We report δ18O and δ13C values of 21 fossil shells from the aquatic gastropod Radix from a sediment core taken in the eastern basin of Lake Karakul, Tajikistan (38.86–39.16°N, 73.26–73.56°E, 3,928 m above sea level) and covering the last 4,200 cal yr BP. The lake is surrounded by many palaeoshorelines evidencing former lake-level changes, most likely triggered by changes in meltwater flux. This hypothesis was tested by interpreting the isotope ratios of Radix shells together with δ18O values of Ostracoda and of authigenic aragonite. The mean δ18O values of Radix and Ostracoda fall along the same long-term trend indicating a change in the isotopic composition of precipitation, which contributed to the glaciers in the catchment as snow and finally as melt water to the lake. The sclerochronological δ18O and δ13C patterns in Radix shells provide seasonal weather information, which is discussed in context with previously proposed climatic changes during the last 4,200 cal yr BP. The period between ~4,200 and 3,000 cal yr BP was characterized by stepwise glacier advance in the catchment most likely due to a precipitation surplus. Subsequently the climate remained relatively cold but the lake level fluctuated, as indicated by ostracod shell isotope data. From ~1,800 cal yr BP the sclerochronological patterns provide evidence for increasing melt water flux and transport of allochthonous carbon into the lake, most likely due to an accelerated glacier retreat.

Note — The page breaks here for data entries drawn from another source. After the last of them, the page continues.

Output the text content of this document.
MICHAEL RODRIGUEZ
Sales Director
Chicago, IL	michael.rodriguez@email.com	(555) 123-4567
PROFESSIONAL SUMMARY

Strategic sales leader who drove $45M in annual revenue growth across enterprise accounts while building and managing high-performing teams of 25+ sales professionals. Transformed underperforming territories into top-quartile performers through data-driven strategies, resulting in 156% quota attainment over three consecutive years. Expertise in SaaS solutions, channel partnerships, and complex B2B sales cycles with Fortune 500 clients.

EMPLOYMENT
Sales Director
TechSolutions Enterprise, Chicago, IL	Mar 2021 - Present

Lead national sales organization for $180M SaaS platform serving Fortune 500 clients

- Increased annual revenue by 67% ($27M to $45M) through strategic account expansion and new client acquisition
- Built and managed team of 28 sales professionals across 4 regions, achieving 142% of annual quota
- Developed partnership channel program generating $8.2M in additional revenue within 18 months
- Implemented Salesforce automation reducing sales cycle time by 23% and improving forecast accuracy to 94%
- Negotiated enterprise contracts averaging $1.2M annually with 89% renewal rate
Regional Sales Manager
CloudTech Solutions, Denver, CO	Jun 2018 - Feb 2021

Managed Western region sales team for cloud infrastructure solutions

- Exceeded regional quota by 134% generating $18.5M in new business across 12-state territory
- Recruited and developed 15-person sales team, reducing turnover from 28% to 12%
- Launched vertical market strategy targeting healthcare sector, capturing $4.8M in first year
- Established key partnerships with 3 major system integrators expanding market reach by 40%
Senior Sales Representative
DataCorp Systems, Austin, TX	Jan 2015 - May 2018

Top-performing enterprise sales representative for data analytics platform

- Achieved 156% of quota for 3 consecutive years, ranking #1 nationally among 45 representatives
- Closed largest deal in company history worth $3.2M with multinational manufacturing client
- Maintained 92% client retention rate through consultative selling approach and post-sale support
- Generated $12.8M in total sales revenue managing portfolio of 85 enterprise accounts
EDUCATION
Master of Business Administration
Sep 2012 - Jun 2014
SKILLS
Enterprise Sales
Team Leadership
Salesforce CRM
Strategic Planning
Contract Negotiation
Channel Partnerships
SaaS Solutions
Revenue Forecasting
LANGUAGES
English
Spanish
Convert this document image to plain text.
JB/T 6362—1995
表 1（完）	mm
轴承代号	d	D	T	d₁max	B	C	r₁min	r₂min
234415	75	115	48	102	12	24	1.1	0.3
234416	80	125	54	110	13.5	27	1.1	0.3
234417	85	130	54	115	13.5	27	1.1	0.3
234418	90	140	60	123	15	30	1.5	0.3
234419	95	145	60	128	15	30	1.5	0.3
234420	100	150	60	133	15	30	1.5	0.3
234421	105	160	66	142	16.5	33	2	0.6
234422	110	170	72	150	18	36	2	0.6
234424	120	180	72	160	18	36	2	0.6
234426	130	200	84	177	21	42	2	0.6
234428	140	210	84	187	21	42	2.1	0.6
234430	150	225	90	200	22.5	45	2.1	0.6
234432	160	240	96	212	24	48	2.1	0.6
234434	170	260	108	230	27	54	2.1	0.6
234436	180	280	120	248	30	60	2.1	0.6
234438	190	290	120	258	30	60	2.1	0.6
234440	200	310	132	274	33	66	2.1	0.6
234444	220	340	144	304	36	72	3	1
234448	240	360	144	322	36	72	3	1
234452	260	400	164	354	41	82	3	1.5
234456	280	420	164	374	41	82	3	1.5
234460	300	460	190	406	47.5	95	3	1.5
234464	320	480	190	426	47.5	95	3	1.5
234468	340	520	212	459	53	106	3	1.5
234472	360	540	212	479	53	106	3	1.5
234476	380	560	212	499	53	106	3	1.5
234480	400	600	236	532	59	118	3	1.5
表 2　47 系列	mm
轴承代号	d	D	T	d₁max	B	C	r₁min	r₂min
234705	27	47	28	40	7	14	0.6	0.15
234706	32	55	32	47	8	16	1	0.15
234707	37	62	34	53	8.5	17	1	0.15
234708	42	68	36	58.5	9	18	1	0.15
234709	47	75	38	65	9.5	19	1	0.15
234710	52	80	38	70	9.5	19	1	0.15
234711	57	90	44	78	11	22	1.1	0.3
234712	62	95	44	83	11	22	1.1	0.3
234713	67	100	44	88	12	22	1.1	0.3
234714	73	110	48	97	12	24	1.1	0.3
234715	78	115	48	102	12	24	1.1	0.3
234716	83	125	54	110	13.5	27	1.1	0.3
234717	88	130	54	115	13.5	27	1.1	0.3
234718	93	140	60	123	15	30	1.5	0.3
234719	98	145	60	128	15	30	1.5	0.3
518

The period around 1,500 cal yr BP was characterized by strong warming, increasing meltwater flux, glacier retreat and an increasing lake level. Warm conditions continued until ~500 cal yr ΒP probably representing the end of the Medieval Warm Period. A short relatively cold (dry?) period and a lower lake level are assumed for ~350 cal yr BP, possibly an analogue to the Maunder Minimum cooling in the North Atlantic region. Our results show that the lake system is complex, and that changes were triggered by external forcing and feedbacks. The similarity of δ18O values in Radix and ostracod shells demonstrates that both archives provide complementary information.